Some investors may be hesitant to put cash to work in this volatile equity market environment. After all, the S&P 500 index has tumbled 19% year-to-date.
But with the inflation rate surging 8.3% higher year-over-year in April 2022, I would argue that keeping cash in a bank account paying almost no interest is even riskier. Nobody knows if the market is almost done falling. But letting your cash sit idle is a surefire way to lose purchasing power.
Here's why American Tower (AMT -0.95%) and STORE Capital (STOR) are two real estate investment trusts (REITs) that are consistently growing and appear to be attractively valued for long-term investors.
1. American Tower
American Tower is a communications REIT whose 221,000 communications sites in the U.S. and 24 other countries make it possible for telecoms like Verizon Communications (VZ -1.11%) to provide mobile data to customers.
In exchange for leasing American Tower's infrastructure, its tenants agree to an initial, non-cancellable lease term of five to 10 years. U.S. tenants typically agree to contracts with 3% annual lease escalators, whereas international tenants usually have contracts that are linked to local inflation indices. This provides American Tower with dependable and growing rent revenue right off the bat.
With a $108.6 billion market capitalization, few will benefit more from the growing mobile data demand than American Tower. Smartphone mobile data subscription plans are becoming more common around the world with each passing year. In 2021, it was estimated that there were 6.3 billion smartphone mobile data subscriptions around the world. And population growth and economic growth are expected to push that figure up to 7.7 billion by 2027.
The law of large numbers will make it difficult for American Tower to match its 13.8% annual adjusted funds from operations (AFFO) per share growth posted from 2011 to 2021. But the healthy growth forecast for smartphone mobile data subscriptions should translate into a need for more communications sites.

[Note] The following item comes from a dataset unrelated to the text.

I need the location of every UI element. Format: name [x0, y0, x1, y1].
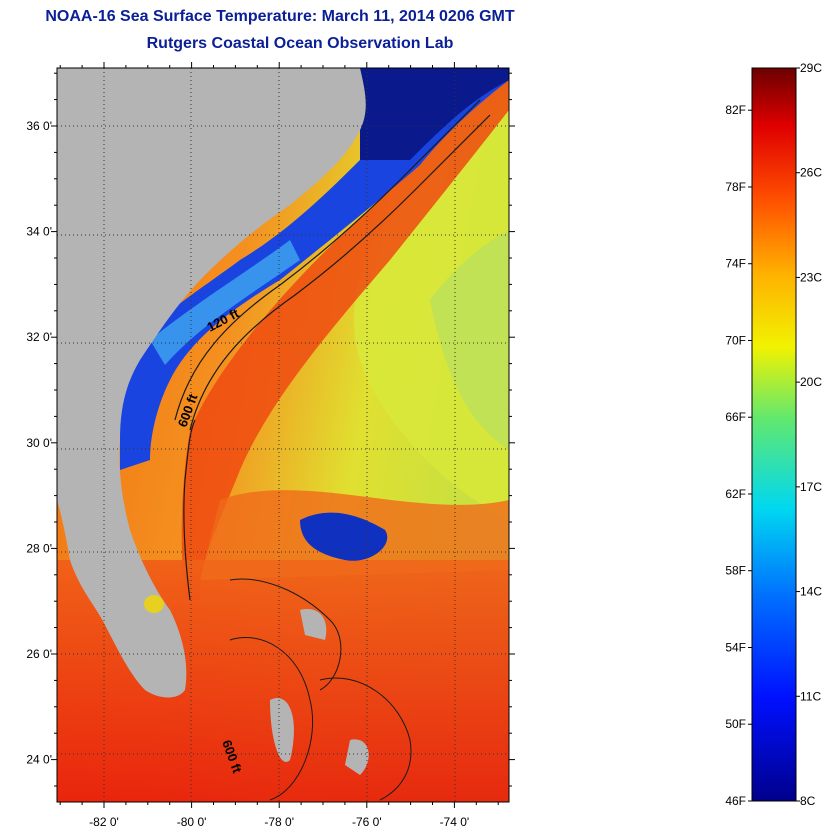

And with a 52.1% dividend payout ratio in 2021, the company looks like it is retaining enough capital to meet the growing demand for its communications sites. This is why I expect low-double-digit annual dividend growth to continue for at least the next few years, before dropping to a high-single-digit clip. Paired with American Tower's 2.4% dividend yield, this is a good mix of income and growth potential.
Best of all, investors can pick up shares at a reasonable forward price-to-AFFO-per-share ratio of 23.7 at the current $238 share price. This makes American Tower a great buying opportunity for the investor seeking a fast-growing REIT for their portfolio.
2. STORE Capital
STORE Capital carries with it the distinction of being the only REIT in which Berkshire Hathaway (BRK.A -0.10%) (BRK.B -0.12%) own a stake. Berkshire Hathaway's 5.3% stake in STORE Capital is valued at nearly $400 million.
The company's business model of buying single-tenant properties from its tenants and releasing them back to those tenants has paid off for STORE Capital.
In exchange for providing tenants with capital for their real estate -- which funds expansions, and can help repay debt -- STORE Capital's weighted average lease term is 13.3 years. And the company's $11.2 billion real estate portfolio of properties in all U.S. states besides Hawaii comes with a weighted average annual lease escalation of 1.8%.
These characteristics have allowed STORE Capital to generate 5.7% annual AFFO per share growth throughout its history as a public company. And with a 69% dividend payout ratio, STORE Capital retains enough capital to fund acquisitions to build on its presence in the commercial real estate market, which is worth an estimated $3.9 trillion. This makes its market-crushing 5.9% dividend yield safe.
The cherry on top is that investors can buy the stock at a forward price-to-AFFO-per-share ratio of just 11.7 at the current $26 share price.